Deste modo, os primeiros países a criarem uma posição estratégica e a acumular maior quantidade deste território digital escasso irão herdar um poder assimétrico e uma vantagem estratégica duradoura. Os hesitantes irão tornar-se dependentes daqueles que controlam comércio e propriedade no domínio digital, e Portugal não pode ficar para trás.
Força, território e o novo domínio de guerra
Ao longo de milhares de anos, os países lutaram pelo controlo sobre recursos físicos escassos: terras, minerais e energia. Cada domínio de guerra, quer seja, terrestre, marítimo, aéreo ou espacial, ampliou o alcance humano e redefiniu a soberania de cada nação. As primeiras nações a tornarem-se proficientes em cada um destes domínios tornaram-se potências mundiais. Foi assim que Portugal criou o primeiro império marítimo verdadeiramente global há cinco séculos.
Atualmente, entramos num novo domínio de guerra: o ciberespaço. Ao contrário dos domínios físicos, este é constituído apenas por informação. Ainda assim, nas últimas décadas a informação tornou-se no recurso mais valioso da humanidade e base do sistema financeiro global, da comunicação e da própria governação. O desafio é que a informação não possui escassez natural ou restrição física e, por isso, pode ser copiada, censurada e falsificada sem qualquer custo, dado que bits de informação são fáceis de produzir. De facto, a ausência de um custo físico associado a ações e movimentos no ciberespaço, tornou-o no domínio mais disputado, explorável e fácil de abusar no planeta.
A Bitcoin altera as regras do jogo. Ao incorporar energia na informação digital, a Bitcoin restaura escassez física e consequências reais no ciberespaço. Cada bloco de informação adicionado à blockchain representa prova de que energia foi utilizada computacionalmente e trabalho foi realizado, o que representa um sinal real imutável e impossível de falsificar de que foi aplicado um esforço real para alterar o registo universal da Bitcoin.
Através de Proof-of-work (prova de trabalho), qualquer nação pode projetar potência física no ciberespaço, da mesma forma que o fazem com exércitos, marinhas ou forças aéreas, mas desta vez sem violência cinética.
As implicações deste novo paradigma são enormes: o ciberespaço agora tem um terreno, que pode ser ocupado, defendido e, mais importante ainda, possuído. Assim, Portugal deve deter parte deste terreno de batalha de forma a posicionar-se estrategicamente para um futuro ainda mais digitalizado.
A Bitcoin como território estratégico
Aquilo que o ouro foi ao longo de milénios no tempo dos grandes impérios, é hoje a Bitcoin no tempo das redes digitais: uma forma de propriedade que é escassa, verificável e incorruptível, baseada nas leis da física e matemática e não na política. Mas a Bitcoin é mais do que ouro digital. Bitcoin é um território digital que se expande através da aplicação de energia e potência física.

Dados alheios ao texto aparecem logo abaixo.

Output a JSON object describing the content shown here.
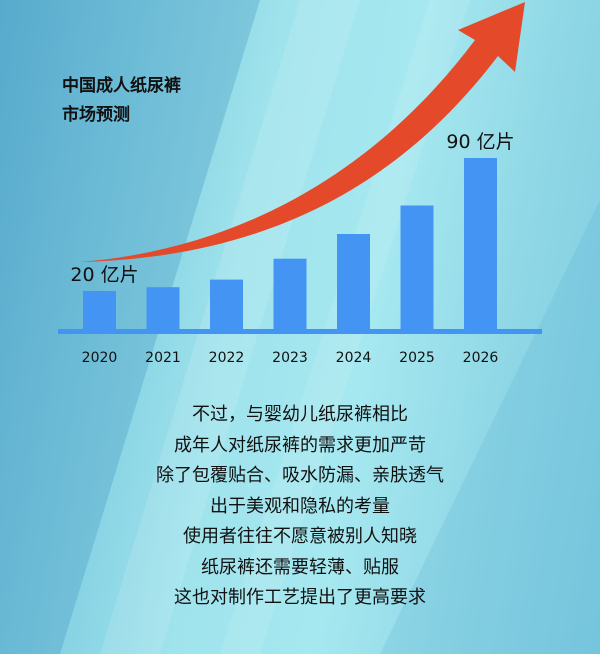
{
  "title_lines": [
    "中国成人纸尿裤",
    "市场预测"
  ],
  "chart_data": {
    "type": "bar",
    "title": "中国成人纸尿裤市场预测",
    "categories": [
      "2020",
      "2021",
      "2022",
      "2023",
      "2024",
      "2025",
      "2026"
    ],
    "values": [
      20,
      22,
      26,
      37,
      50,
      65,
      90
    ],
    "data_labels": {
      "0": "20 亿片",
      "6": "90 亿片"
    },
    "unit": "亿片",
    "grid": false,
    "colors": {
      "bar": "#4495f3",
      "arrow": "#e4492a",
      "axis": "#4495f3"
    }
  },
  "paragraph": [
    "不过，与婴幼儿纸尿裤相比",
    "成年人对纸尿裤的需求更加严苛",
    "除了包覆贴合、吸水防漏、亲肤透气",
    "出于美观和隐私的考量",
    "使用者往往不愿意被别人知晓",
    "纸尿裤还需要轻薄、贴服",
    "这也对制作工艺提出了更高要求"
  ]
}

Quanto mais energia for aplicada e absorvida pela rede, mais valiosa a rede como um todo se torna. Cada Bitcoin representa uma fatia finita deste território global baseado em energia. Possuir Bitcoin é equivalente a ser dono de uma parcela desta rede planetária que não pode ser censurada, invadida ou confiscada sem um custo físico imenso.
Isso torna a Bitcoin não só um ativo monetário, mas também um recurso estratégico comparável a poços de petróleo ou fábricas de semicondutores. A oferta absolutamente fixa e limitada de 21 milhões de Bitcoins faz com que as primeiras nações a juntarem-se à rede e adotarem Bitcoin capturem uma fração permanente de toda a energia que algum dia este sistema terá. E à medida que mais países, empresas e indivíduos se juntam, a quantidade de energia que defende a rede aumenta, o que faz aumentar também o valor de cada bitcoin.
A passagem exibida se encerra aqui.